O projeto Trilhas Organizacionais, desenvolvido pelo Centro de Estudos e Aperfeiçoamento Funcional (CEAF) – Escola Institucional do Ministério Público do Estado de Mato Grosso, disponibilizou nesta semana o curso “Segurança da Informação” a membros, servidores e estagiários do MPMT. A qualificação é ministrada por servidores do Departamento de Tecnologia da Informação (DTI) e está disponível na modalidade de ensino a distância, na Plataforma de Aprendizagem do Ceaf.

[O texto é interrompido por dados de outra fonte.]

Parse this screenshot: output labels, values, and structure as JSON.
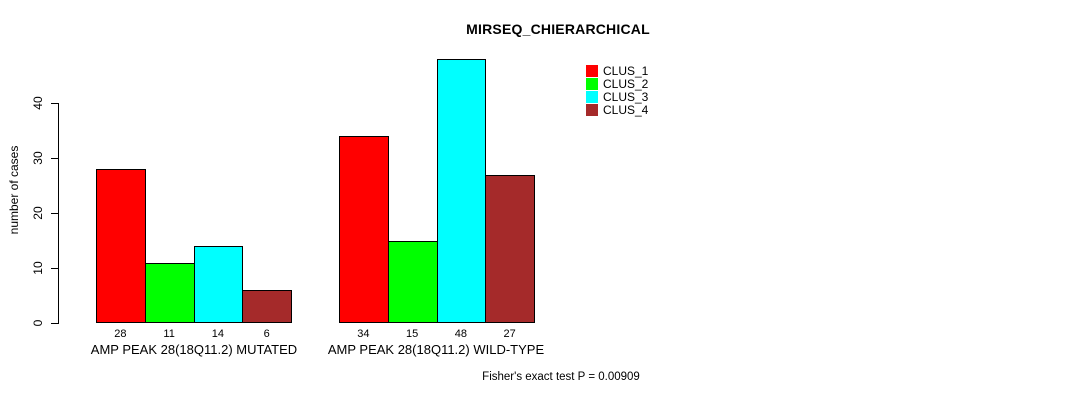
{
  "title": "MIRSEQ_CHIERARCHICAL",
  "y_axis": {
    "label": "number of cases",
    "tick_labels": [
      "0",
      "10",
      "20",
      "30",
      "40"
    ]
  },
  "footer": "Fisher's exact test P = 0.00909",
  "legend": {
    "items": [
      {
        "label": "CLUS_1",
        "color": "#FF0000"
      },
      {
        "label": "CLUS_2",
        "color": "#00FF00"
      },
      {
        "label": "CLUS_3",
        "color": "#00FFFF"
      },
      {
        "label": "CLUS_4",
        "color": "#A52A2A"
      }
    ]
  },
  "chart_data": {
    "type": "bar",
    "title": "MIRSEQ_CHIERARCHICAL",
    "xlabel": "",
    "ylabel": "number of cases",
    "ylim": [
      0,
      48
    ],
    "yticks": [
      0,
      10,
      20,
      30,
      40
    ],
    "grid": false,
    "legend_position": "top-right",
    "bar_value_labels_shown": true,
    "categories": [
      "AMP PEAK 28(18Q11.2) MUTATED",
      "AMP PEAK 28(18Q11.2) WILD-TYPE"
    ],
    "series": [
      {
        "name": "CLUS_1",
        "color": "#FF0000",
        "values": [
          28,
          34
        ]
      },
      {
        "name": "CLUS_2",
        "color": "#00FF00",
        "values": [
          11,
          15
        ]
      },
      {
        "name": "CLUS_3",
        "color": "#00FFFF",
        "values": [
          14,
          48
        ]
      },
      {
        "name": "CLUS_4",
        "color": "#A52A2A",
        "values": [
          6,
          27
        ]
      }
    ],
    "annotation": "Fisher's exact test P = 0.00909"
  }
}
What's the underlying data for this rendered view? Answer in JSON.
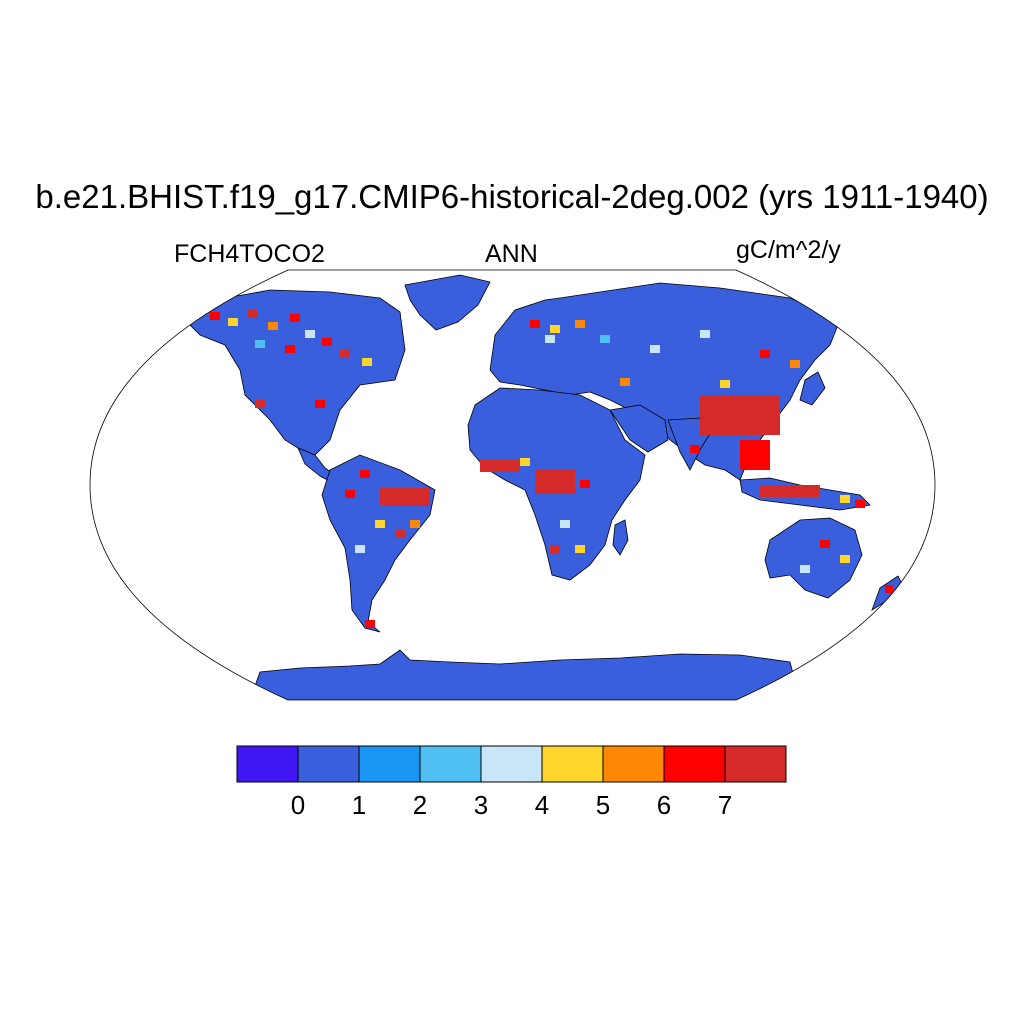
{
  "figure": {
    "title": "b.e21.BHIST.f19_g17.CMIP6-historical-2deg.002 (yrs 1911-1940)",
    "left_label": "FCH4TOCO2",
    "center_label": "ANN",
    "right_label": "gC/m^2/y"
  },
  "colorbar": {
    "colors": [
      "#4217f5",
      "#3a5fdd",
      "#1a97f5",
      "#50bff2",
      "#c8e6f7",
      "#fed52b",
      "#fe8705",
      "#fe0000",
      "#d42a2a"
    ],
    "tick_labels": [
      "0",
      "1",
      "2",
      "3",
      "4",
      "5",
      "6",
      "7"
    ]
  },
  "map": {
    "projection": "Robinson",
    "land_base_color": "#3a5fdd",
    "hotspot_colors": {
      "high": "#d42a2a",
      "very_high": "#fe0000",
      "mid": "#fe8705",
      "low_mid": "#fed52b",
      "light": "#c8e6f7",
      "cyan": "#50bff2"
    }
  }
}
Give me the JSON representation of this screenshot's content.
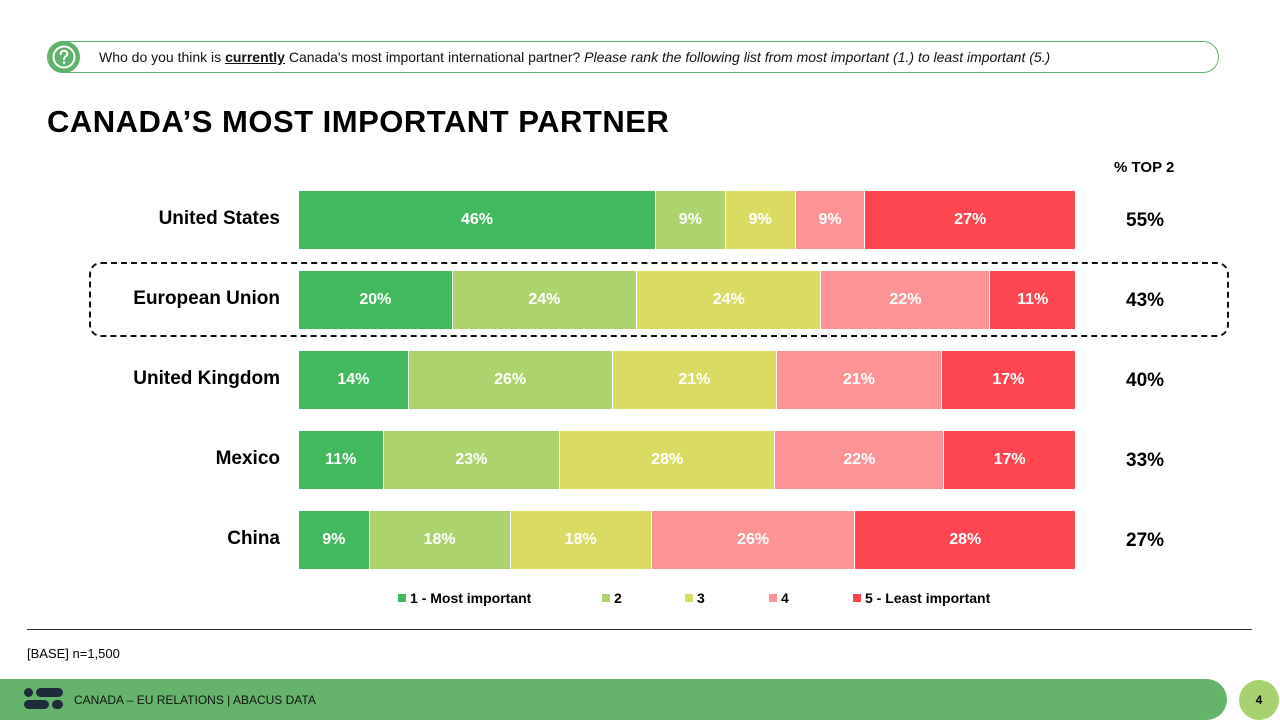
{
  "question": {
    "prefix": "Who do you think is ",
    "emphasis": "currently",
    "middle": " Canada's most important international partner? ",
    "instruction": "Please rank the following list from most important (1.) to least important (5.)"
  },
  "title": "CANADA’S MOST IMPORTANT PARTNER",
  "top2_header": "% TOP 2",
  "chart_data": {
    "type": "bar",
    "orientation": "horizontal-stacked-100",
    "title": "CANADA’S MOST IMPORTANT PARTNER",
    "categories": [
      "United States",
      "European Union",
      "United Kingdom",
      "Mexico",
      "China"
    ],
    "series": [
      {
        "name": "1 - Most important",
        "color": "#42b95e",
        "values": [
          46,
          20,
          14,
          11,
          9
        ]
      },
      {
        "name": "2",
        "color": "#add36e",
        "values": [
          9,
          24,
          26,
          23,
          18
        ]
      },
      {
        "name": "3",
        "color": "#d9db62",
        "values": [
          9,
          24,
          21,
          28,
          18
        ]
      },
      {
        "name": "4",
        "color": "#fd9394",
        "values": [
          9,
          22,
          21,
          22,
          26
        ]
      },
      {
        "name": "5 - Least important",
        "color": "#fe4650",
        "values": [
          27,
          11,
          17,
          17,
          28
        ]
      }
    ],
    "top2": [
      "55%",
      "43%",
      "40%",
      "33%",
      "27%"
    ],
    "highlighted_category": "European Union",
    "legend_position": "bottom"
  },
  "base_note": "[BASE] n=1,500",
  "footer": {
    "text": "CANADA – EU RELATIONS  |  ABACUS DATA",
    "page_number": "4"
  },
  "colors": {
    "accent_green": "#5fb26b",
    "footer_green": "#66b46c",
    "page_circle": "#a8d170"
  }
}
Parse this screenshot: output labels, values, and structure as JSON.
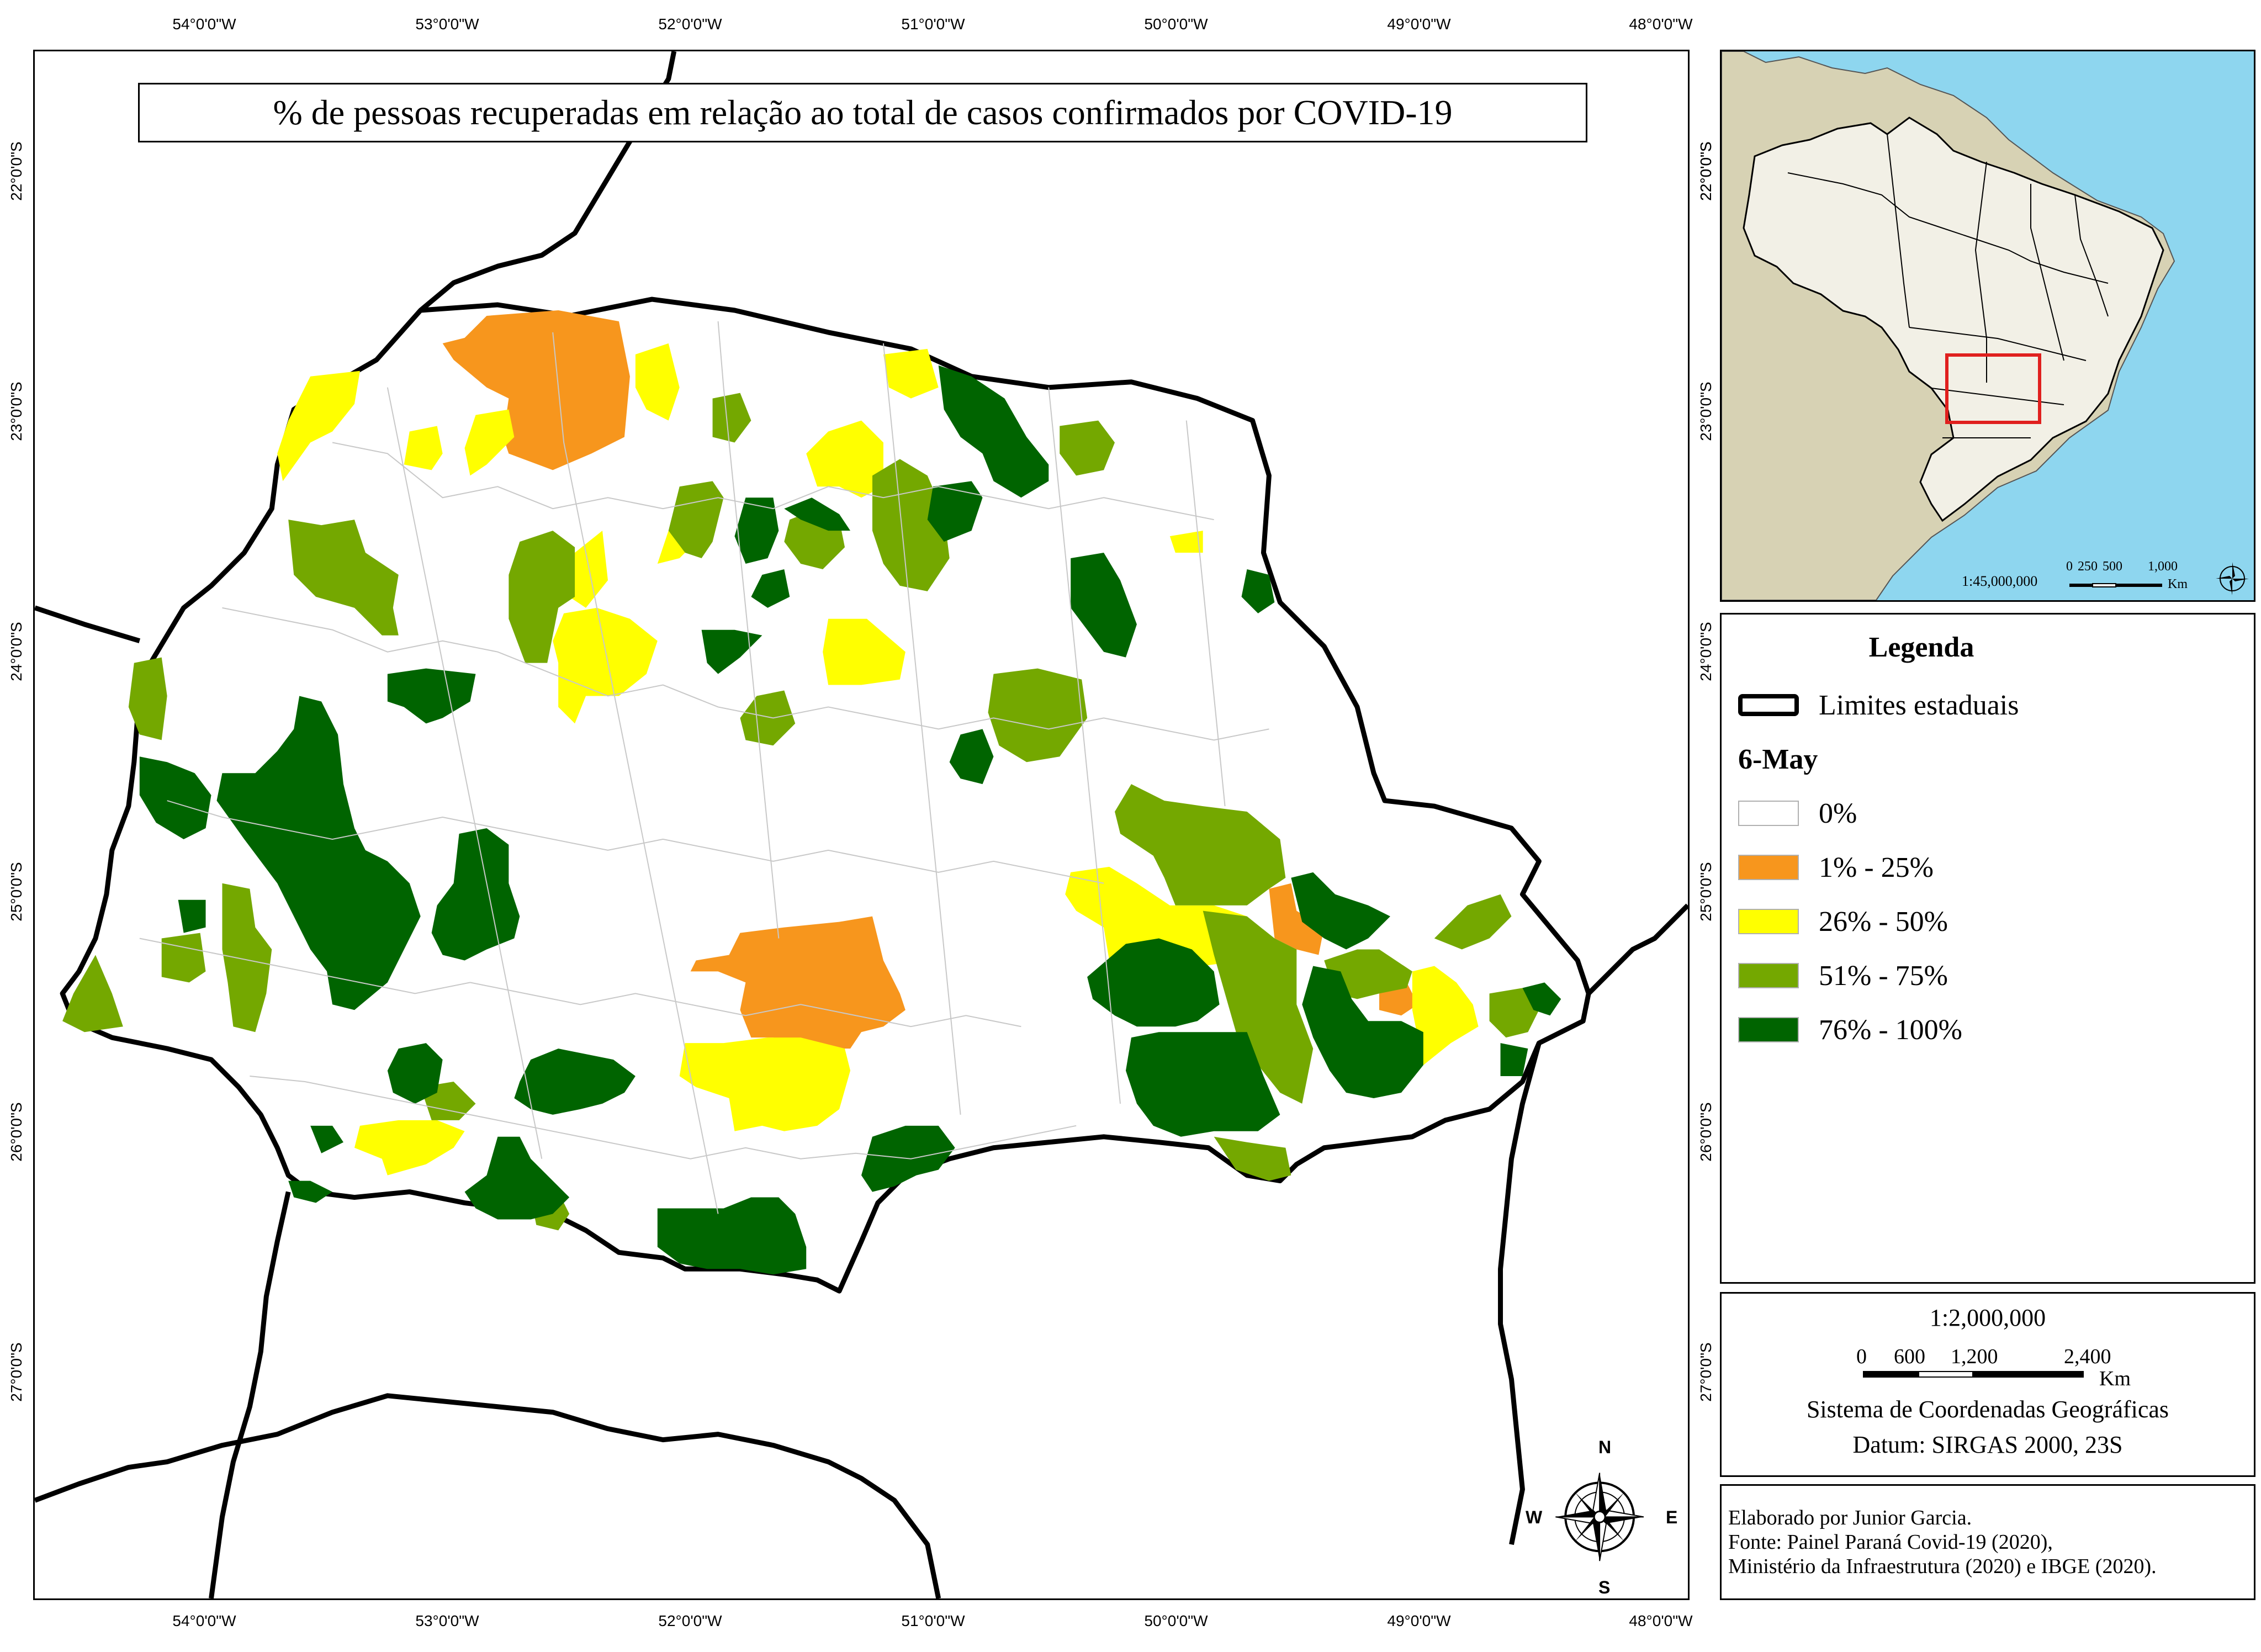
{
  "map": {
    "title": "% de pessoas recuperadas em relação ao total de casos confirmados por COVID-19",
    "lon_ticks": [
      "54°0'0\"W",
      "53°0'0\"W",
      "52°0'0\"W",
      "51°0'0\"W",
      "50°0'0\"W",
      "49°0'0\"W",
      "48°0'0\"W"
    ],
    "lat_ticks": [
      "22°0'0\"S",
      "23°0'0\"S",
      "24°0'0\"S",
      "25°0'0\"S",
      "26°0'0\"S",
      "27°0'0\"S"
    ],
    "north_arrow": {
      "n": "N",
      "s": "S",
      "e": "E",
      "w": "W"
    }
  },
  "inset": {
    "scale_text": "1:45,000,000",
    "scale_ticks": [
      "0",
      "250",
      "500",
      "1,000"
    ],
    "scale_unit": "Km",
    "colors": {
      "ocean": "#8ed6ef",
      "brazil": "#f2f0e6",
      "continent": "#d7d2b4",
      "highlight": "#e0201e"
    }
  },
  "legend": {
    "title": "Legenda",
    "boundary_label": "Limites estaduais",
    "date_label": "6-May",
    "classes": [
      {
        "label": "0%",
        "color": "#ffffff"
      },
      {
        "label": "1% - 25%",
        "color": "#f7961d"
      },
      {
        "label": "26% - 50%",
        "color": "#ffff00"
      },
      {
        "label": "51% - 75%",
        "color": "#74a800"
      },
      {
        "label": "76% - 100%",
        "color": "#006400"
      }
    ]
  },
  "scale": {
    "ratio": "1:2,000,000",
    "ticks": [
      "0",
      "600",
      "1,200",
      "2,400"
    ],
    "unit": "Km",
    "crs": "Sistema de Coordenadas Geográficas",
    "datum": "Datum: SIRGAS 2000, 23S"
  },
  "credits": {
    "line1": "Elaborado por Junior Garcia.",
    "line2": "Fonte: Painel Paraná Covid-19 (2020),",
    "line3": "Ministério da Infraestrutura (2020) e IBGE (2020)."
  }
}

O coordenador da Escola Institucional, promotor de Justiça Antonio Sergio Cordeiro Piedade, explica que o projeto surgiu a partir das reuniões de construção do Plano Anual de Capacitação (2023) com as equipes e chefes de departamentos. “O projeto visa a realização de iniciativas destinadas a pesquisa, utilizando-se da produção de registros audiovisuais que contemplem as práticas de gestão de processos dos departamentos da Procuradoria-Geral de Justiça”, afirmou.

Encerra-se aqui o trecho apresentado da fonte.